U.S. under fire over Ugandan rebel hunt

Posted by: Joanne Tomkinson

A multinational offensive aimed at wiping out Uganda’s Lord’s Resistance Army (LRA) rebels - and planned and equipped with U.S. support during the dying days of the Bush administration - has scattered fighters who have unleashed a wave of massacres on Congolese villages.
 
LRA fighters have killed nearly 900 people in reprisal attacks in northeast Congo since Ugandan troops, together with Sudanese and Congolese soldiers, launched a military operation in December against fugitive rebel leader Joseph Kony, whose two-decade insurgency has killed tens of thousands of people and uprooted 2 million. (See Alertnet briefing for more)
 
Reuters reported on the U.S. involvement in December. The New York Times said recently that the Pentagon’s new Africa Command (Africom) had contributed intelligence, advice and $1 million in fuel. The Washington Post argues the operation has been so unsuccessful it amounts to little more than “throwing a rock at a hive of bees”.
 
Foreign Policy magazine said that the LRA, who failed to sign a planned peace deal in April, would be hard to stamp out and that the operation was putting the Pentagon’s reputation at risk.
 
There are sceptical voices in the blogosphere too.
 
“One of the first publicly acknowledged Africom operations has turned into a general debacle, resulting in the death of nearly a thousand civilians and sending untold numbers of children into sex slavery and military servitude,” Dave Donelson says on his Heart of Diamonds blog.
 
Writing in Uganda’s Monitor, Grace Matsiko said the offensive was proving a real test for officers of Uganda’s army (UPDF).
 
“Uganda should brace itself for a protracted war, should Kony and his top lieutenants continue to evade the UPDF dragnet,” the journalist wrote.
 
Meanwhile, aid agency MSF has accused the United Nations force in Congo, the world’s biggest, of failing to protect civilians from Ugandan rebel attacks – accusations the world body has rejected as totally unfounded.
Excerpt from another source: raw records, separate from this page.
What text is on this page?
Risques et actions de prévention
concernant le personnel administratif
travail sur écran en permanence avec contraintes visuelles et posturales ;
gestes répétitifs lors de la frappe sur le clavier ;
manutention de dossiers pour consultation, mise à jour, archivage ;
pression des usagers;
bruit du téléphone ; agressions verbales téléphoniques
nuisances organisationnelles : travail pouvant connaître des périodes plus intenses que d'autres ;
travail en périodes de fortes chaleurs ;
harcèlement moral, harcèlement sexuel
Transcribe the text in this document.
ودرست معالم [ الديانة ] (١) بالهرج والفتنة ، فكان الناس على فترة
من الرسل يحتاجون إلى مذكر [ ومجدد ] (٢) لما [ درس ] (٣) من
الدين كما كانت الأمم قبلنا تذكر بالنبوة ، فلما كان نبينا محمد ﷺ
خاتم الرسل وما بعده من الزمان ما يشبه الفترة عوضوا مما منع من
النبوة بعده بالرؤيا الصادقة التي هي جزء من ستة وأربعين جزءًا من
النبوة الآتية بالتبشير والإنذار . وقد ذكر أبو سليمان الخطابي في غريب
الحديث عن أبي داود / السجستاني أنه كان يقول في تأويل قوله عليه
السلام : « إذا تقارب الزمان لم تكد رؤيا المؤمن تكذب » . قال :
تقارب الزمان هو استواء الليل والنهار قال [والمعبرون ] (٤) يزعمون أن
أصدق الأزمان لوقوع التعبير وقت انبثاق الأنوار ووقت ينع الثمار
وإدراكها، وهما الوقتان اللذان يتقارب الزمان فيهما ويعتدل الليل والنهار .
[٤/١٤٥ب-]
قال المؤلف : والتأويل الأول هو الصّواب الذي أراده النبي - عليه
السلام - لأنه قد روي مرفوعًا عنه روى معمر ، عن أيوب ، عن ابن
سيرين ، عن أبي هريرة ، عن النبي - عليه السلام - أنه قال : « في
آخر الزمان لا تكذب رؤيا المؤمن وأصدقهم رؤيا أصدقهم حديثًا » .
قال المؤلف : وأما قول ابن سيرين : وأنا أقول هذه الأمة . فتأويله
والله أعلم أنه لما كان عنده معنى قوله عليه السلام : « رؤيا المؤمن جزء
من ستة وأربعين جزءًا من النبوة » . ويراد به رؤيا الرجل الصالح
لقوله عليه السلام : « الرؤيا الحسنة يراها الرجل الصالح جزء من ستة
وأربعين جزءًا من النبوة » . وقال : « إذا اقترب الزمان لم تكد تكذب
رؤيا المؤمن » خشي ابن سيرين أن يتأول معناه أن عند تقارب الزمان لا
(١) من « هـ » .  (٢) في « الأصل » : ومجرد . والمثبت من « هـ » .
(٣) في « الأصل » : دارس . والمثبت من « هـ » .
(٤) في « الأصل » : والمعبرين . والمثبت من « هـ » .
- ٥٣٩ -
Ugandan President Yoweri Museveni has also accused U.N. peacekeepers of inactivity and of living alongside the LRA for three years and doing nothing about the guerrillas.
 
While expressing his horror at the what he called ‘catastrophic’ consequences for civilians from the offensive, U.N. humanitarian chief John Holmes has said the joint force still needs to see the operation through.
 
Should the offensive continue or is it time to halt it? If so, what should be done about the rebels? How big an impact should the conduct of this operation have for the U.S. Africa Command’s future role?

October 1st, 2008

Is U.S. Africom good or bad for Africa?

Posted by: Barry Moody

Residents of Tizimizi greet members of the US Forces upon their arrival in their area in November 2006The new U.S. command for Africa began independent operations on Wednesday, after being carved out of three other Pentagon units previously responsible for the continent. President George W. Bush originally wanted Africom to be based in Africa, and Liberia has offered to host it. But the plan met with considerable hostility on the continent, especially from big powers South Africa and Nigeria and oil giants Algeria and Libya. Many ordinary Africans were also cynical, believing Africom would be a cover for Washington to counter growing Chinese influence and control vital oil supplies from West Africa — expected to provide 25 percent of U.S. needs by 2015.
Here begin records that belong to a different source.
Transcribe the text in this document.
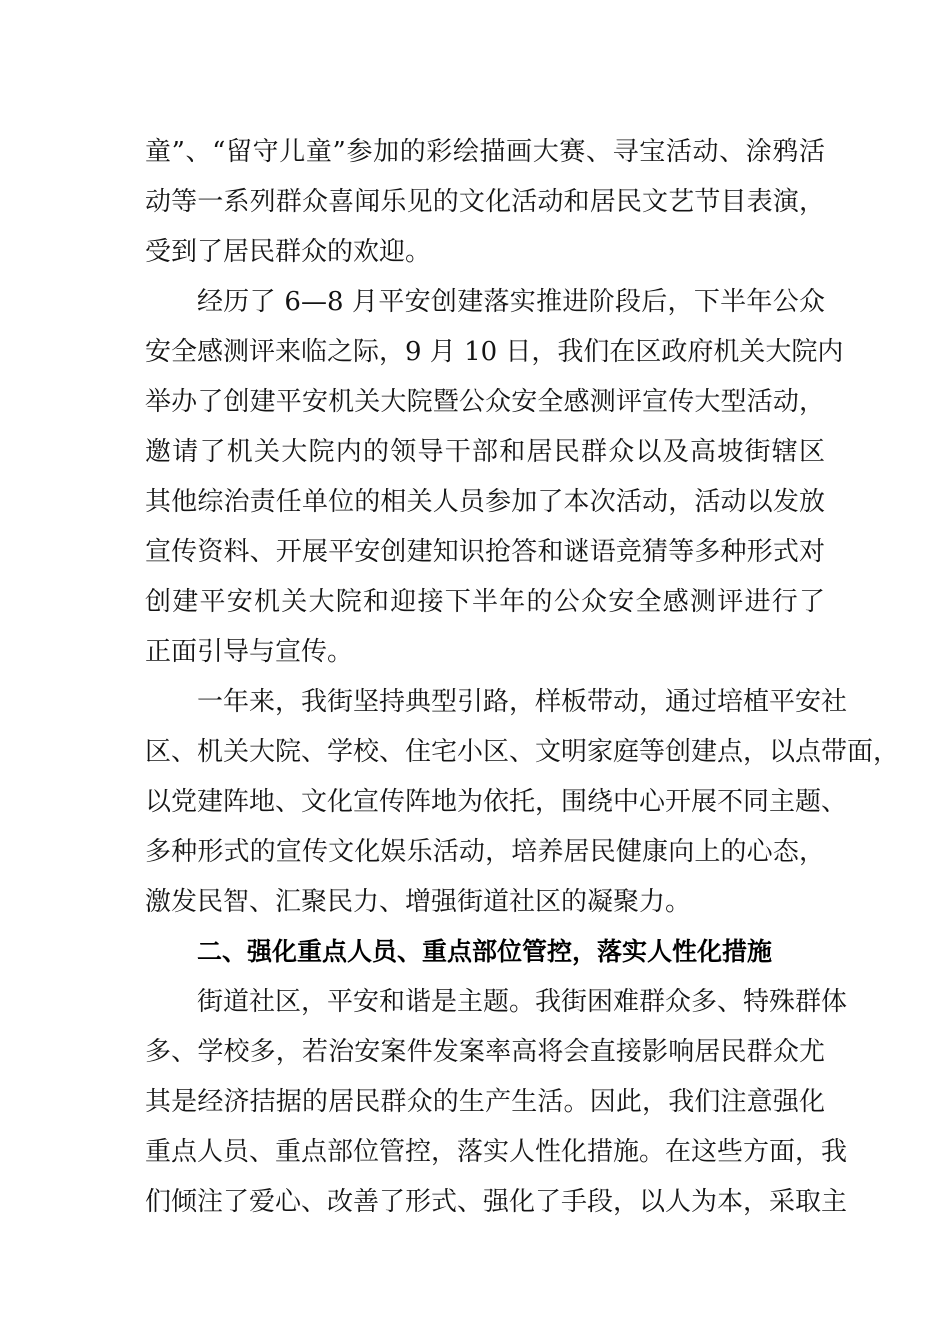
童”、“留守儿童”参加的彩绘描画大赛、寻宝活动、涂鸦活
动等一系列群众喜闻乐见的文化活动和居民文艺节目表演，
受到了居民群众的欢迎。
经历了 6—8 月平安创建落实推进阶段后，下半年公众
安全感测评来临之际，9 月 10 日，我们在区政府机关大院内
举办了创建平安机关大院暨公众安全感测评宣传大型活动，
邀请了机关大院内的领导干部和居民群众以及高坡街辖区
其他综治责任单位的相关人员参加了本次活动，活动以发放
宣传资料、开展平安创建知识抢答和谜语竞猜等多种形式对
创建平安机关大院和迎接下半年的公众安全感测评进行了
正面引导与宣传。
一年来，我街坚持典型引路，样板带动，通过培植平安社
区、机关大院、学校、住宅小区、文明家庭等创建点，以点带面，
以党建阵地、文化宣传阵地为依托，围绕中心开展不同主题、
多种形式的宣传文化娱乐活动，培养居民健康向上的心态，
激发民智、汇聚民力、增强街道社区的凝聚力。
二、强化重点人员、重点部位管控，落实人性化措施
街道社区，平安和谐是主题。我街困难群众多、特殊群体
多、学校多，若治安案件发案率高将会直接影响居民群众尤
其是经济拮据的居民群众的生产生活。因此，我们注意强化
重点人员、重点部位管控，落实人性化措施。在这些方面，我
们倾注了爱心、改善了形式、强化了手段，以人为本，采取主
The hostility forced Washington to rethink its plans and Africom, expected to reach its full complement of 1,300 by the end of next year, began work from Stuttgart, home of the existing European command, although officials clearly expect to open a base in Africa sometime in the future. It also pushed U.S. officials to emphasise that there was no hidden agenda, that Africom would not threaten the sovereignty of any nations and that a base would not be built in Africa without the full agreement of potential host nations. They also said half of Africom’s leadership would be composed of civilian agencies including the State Department. Africom’s stated aim is to help African countries face everything from natural disasters to terrorism and its targets will including drug trafficking, arms smuggling and the kind of piracy now plaguing the waters off Somalia. Experts say U.S. forces have been cooperating quietly for years with African armies, particularly in the Horn of Africa and the Sahel where rebel and al Qaeda-affiliated groups operate. They say Africom got a bad press initially because it was associated with heavy-handed U.S. policy in Somalia and as part of the U.S.-led ”War on Terror”, but now Pentagon officials are treading more carefully, realising how sensitive Africans are about suggestions Washington is trying to dominate.

Do you believe U.S. assurances about Africom or is it the thin end of the wedge, a precursor to a boosted American military presence on the continent that could attract rather than deter terrorist attacks and infringe on the sovereignty and independence of African nations?